Amazon recently announced its plan to acquire many vacant Sears and J.C. Penney department stores in malls across America to use as distribution centers to assist in speeding up product deliveries to suburban customers. While not publicly announcing this, it would not surprise me if part of this strategy will also involve the installation of Amazon showrooms in these locations as well.
If history has taught me anything it is that everything is cyclical and what was once old always becomes new again over time. In many ways, Amazon’s success has been based on a model of retailing remarkably similar to what made Sears a corporate behemoth 100 years ago. True, delivery times are faster, and, yes, digital pictures and videos on a website have replaced black-and-white pages in a catalog. Generally speaking however, what Sears did then is what Amazon does now.
This form of shopping does have certain disadvantages. As convenient as I find Amazon to be, I often want to see or touch an item before making my purchase. In these instances I have literally stood in a competitor’s store as I completed a purchase online once I was convinced from seeing the product in person that it met my needs.

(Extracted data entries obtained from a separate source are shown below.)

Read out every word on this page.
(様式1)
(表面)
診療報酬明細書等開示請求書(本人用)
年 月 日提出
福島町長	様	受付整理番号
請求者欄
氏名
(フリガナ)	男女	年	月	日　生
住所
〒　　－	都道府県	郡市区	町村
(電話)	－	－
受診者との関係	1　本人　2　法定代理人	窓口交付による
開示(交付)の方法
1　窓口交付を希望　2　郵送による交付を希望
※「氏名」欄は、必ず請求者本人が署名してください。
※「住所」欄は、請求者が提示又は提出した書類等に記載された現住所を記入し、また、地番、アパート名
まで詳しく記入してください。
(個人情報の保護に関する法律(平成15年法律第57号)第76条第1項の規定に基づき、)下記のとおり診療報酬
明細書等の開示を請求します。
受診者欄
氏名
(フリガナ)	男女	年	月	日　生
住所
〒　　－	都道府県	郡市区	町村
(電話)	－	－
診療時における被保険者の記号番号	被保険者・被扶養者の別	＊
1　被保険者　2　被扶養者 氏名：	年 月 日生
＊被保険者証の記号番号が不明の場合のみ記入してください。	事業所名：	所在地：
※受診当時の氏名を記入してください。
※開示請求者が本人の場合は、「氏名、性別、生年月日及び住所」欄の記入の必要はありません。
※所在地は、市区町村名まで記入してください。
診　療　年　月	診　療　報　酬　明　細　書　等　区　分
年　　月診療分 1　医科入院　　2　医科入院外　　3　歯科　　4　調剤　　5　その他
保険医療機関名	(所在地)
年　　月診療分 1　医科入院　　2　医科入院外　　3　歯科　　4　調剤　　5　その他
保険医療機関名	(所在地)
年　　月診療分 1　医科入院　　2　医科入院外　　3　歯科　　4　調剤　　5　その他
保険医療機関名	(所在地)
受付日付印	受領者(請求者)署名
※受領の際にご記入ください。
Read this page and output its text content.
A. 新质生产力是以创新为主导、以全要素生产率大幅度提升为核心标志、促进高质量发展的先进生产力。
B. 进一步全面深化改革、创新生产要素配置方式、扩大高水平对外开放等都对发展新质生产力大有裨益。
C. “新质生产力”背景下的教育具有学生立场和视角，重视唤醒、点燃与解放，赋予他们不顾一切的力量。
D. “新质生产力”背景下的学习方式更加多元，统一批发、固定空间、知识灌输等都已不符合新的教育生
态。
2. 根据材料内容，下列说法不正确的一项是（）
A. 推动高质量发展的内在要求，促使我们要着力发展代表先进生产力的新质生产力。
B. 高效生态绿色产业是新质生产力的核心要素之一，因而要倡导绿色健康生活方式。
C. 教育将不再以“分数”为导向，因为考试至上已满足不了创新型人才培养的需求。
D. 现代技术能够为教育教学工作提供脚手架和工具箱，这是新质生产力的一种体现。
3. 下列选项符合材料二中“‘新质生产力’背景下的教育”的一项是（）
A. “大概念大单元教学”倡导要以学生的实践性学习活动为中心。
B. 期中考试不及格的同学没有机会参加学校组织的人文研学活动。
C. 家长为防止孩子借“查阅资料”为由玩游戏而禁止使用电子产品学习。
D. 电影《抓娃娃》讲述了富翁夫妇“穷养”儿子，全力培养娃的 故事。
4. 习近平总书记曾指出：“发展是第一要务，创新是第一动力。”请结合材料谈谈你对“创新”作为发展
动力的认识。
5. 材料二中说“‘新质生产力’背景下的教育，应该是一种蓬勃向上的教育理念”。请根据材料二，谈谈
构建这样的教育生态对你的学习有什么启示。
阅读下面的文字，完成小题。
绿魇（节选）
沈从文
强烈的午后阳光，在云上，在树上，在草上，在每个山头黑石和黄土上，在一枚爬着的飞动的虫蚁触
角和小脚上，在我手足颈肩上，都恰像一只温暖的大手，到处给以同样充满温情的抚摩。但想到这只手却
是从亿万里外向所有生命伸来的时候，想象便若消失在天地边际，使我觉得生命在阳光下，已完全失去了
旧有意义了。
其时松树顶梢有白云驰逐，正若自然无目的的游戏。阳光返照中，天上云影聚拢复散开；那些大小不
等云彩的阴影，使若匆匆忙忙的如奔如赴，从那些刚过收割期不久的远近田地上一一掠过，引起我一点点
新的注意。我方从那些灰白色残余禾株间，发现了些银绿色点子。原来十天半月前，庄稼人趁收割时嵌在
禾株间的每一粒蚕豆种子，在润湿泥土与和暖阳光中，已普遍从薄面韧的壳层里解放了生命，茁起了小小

Brick-and-mortar stores are not ignorant of this phenomenon known as “showrooming” and have put strategies in place to capitalize on these online shoppers entering their stores. Best Buy, for example, matches the price of any retailer that offers the same item online at a lower price. All you have to do is show a Best Buy salesman the lower advertised price on your phone. That is why I believe as e-commerce continues to thrive, a need for them to have showrooms is essential. It just makes sense for online retailers like Amazon or Wayfair to do all they can to keep their customers out of competitors’ stores.
In my opinion, the big-box retail stores’ heyday has come and gone. They cost too much to operate, and the experience for the shopper is less than enjoyable. Replacing it will be smaller retail locations with highly trained and knowledgeable employees who can answer your questions and help you quickly choose and order the items you want for prompt delivery. For many baby boomers this may harken back to what it was like when they went shopping with their parents as children.
It is not just the showroom that is seeing a resurgence. Another trend from a bygone era is once again becoming in vogue. Home delivery of grocery staples has also become quite popular in the wake of COVID-19.
As a child raised on old reruns of shows like “Leave it to Beaver” and “The Andy Griffith Show,” it always amazed me to see that at one time a milkman actually delivered fresh milk daily. While obviously part of the reason for this delivery system was the lack of refrigeration in many working-class homes, there was also an expectation of personal service and quality that for much of my life has not existed.
That too is changing, however. As the desire for farm-to-table products continues to rise, I believe you will see a renaissance of this type of food delivery in which the people who locally produce the food are the very people you buy it from. I have to admit the idea of actually having a dedicated butcher or produce man you know and trust appeals to me and probably many others as well.
In a world that can seem like it’s constantly chasing after the next new thing, the Book of Ecclesiastes provides some perspective. In it Solomon states that there is nothing new under the sun. I’m not sure he was thinking about our buying habits when he made this observation, but maybe he was.